The snowstorm last weekend may have made getting around tough on local roads. But it has made traffic move more smoothly on the Mississippi River.
The river had fallen to nearly 3 feet below normal for this time of year at St. Louis as of Wednesday, according to the National Weather Service. But when Friday showers and warmer temperatures over the weekend started to melt the foot of snow that covered the area, the Mississippi jumped up to slightly above normal, where it is expected to hover for at least the next week.
Lt. Colin Fogarty said the U.S. Coast Guard had to implement its Waterways Action Plan, limiting barge traffic to relatively light loads with no more than nine feet of draft before the addition of the new water into the system. The Coast Guard was also dealing with an increased number of barge groundings despite the limitations.
During the first two weeks of the year there were 14 barge groundings in the St. Louis region, according to Coast Guard statistics.

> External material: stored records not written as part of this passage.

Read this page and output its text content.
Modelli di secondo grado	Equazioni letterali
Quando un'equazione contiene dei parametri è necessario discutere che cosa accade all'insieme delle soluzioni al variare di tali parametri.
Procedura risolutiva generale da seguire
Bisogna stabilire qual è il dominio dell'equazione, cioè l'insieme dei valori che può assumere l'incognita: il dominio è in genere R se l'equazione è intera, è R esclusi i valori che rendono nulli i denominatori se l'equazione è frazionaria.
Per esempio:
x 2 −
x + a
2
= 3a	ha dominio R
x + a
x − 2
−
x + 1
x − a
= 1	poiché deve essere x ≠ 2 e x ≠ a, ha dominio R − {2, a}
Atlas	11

For the same period in 2013, when water was historically low, there were five barge groundings.
"Fortunately, there were no serious incidents," Fogarty said. "The channel was never obstructed for more than a few hours and there was no release of pollution into the river in any of the incidents."
At this time last year, the Mississippi River was about 4 feet below normal at St. Louis and the U.S. Coast Guard was enacting emergency procedures to keep the flow of traffic moving.
The all-time low for the river at St. Louis is 6.2 feet below normal, which happened in 1940.
U.S. Army Corps of Engineers spokeswoman Sue Casseau said work is still underway near Thebes south of St. Louis to remove rock from the bottom of the river to maintain a 9-foot-deep channel.
Casseau said the work at Thebes, a continuation of work started last year, is expected to be completed by the middle of March. But, while deep water is good for barge pilots, it's not so great for the crews trying to remove the rock from the river bottom.
While the Coast Guard doesn't mind the snow, its leaders have been concerned about the extremely cold temperatures that have chilled the region.
"One of the biggest concerns we have had lately is the formation of ice," Fogarty said. "We've had the largest amount of ice in the Mississippi River that we have seen in a decade or more."
Large amounts of ice can block river locks, create natural dams on the river and otherwise prevent traffic from getting through.
"Since the temperature has warmed up, the ice is breaking up a bit," Fogarty said. "Otherwise, it could have got to the point that the river was impassible."
Fogarty said, over the past three years, the people who are responsible for keeping the river open have learned to expect the unexpected.
"We had some of the lowest water levels in almost 100 years last year at this time followed by some of the highest water levels," Fogarty said. "When things change on the river, usually it's a gradual transformation. But the last three years have been an aberration. The river seems to always be throwing curveballs."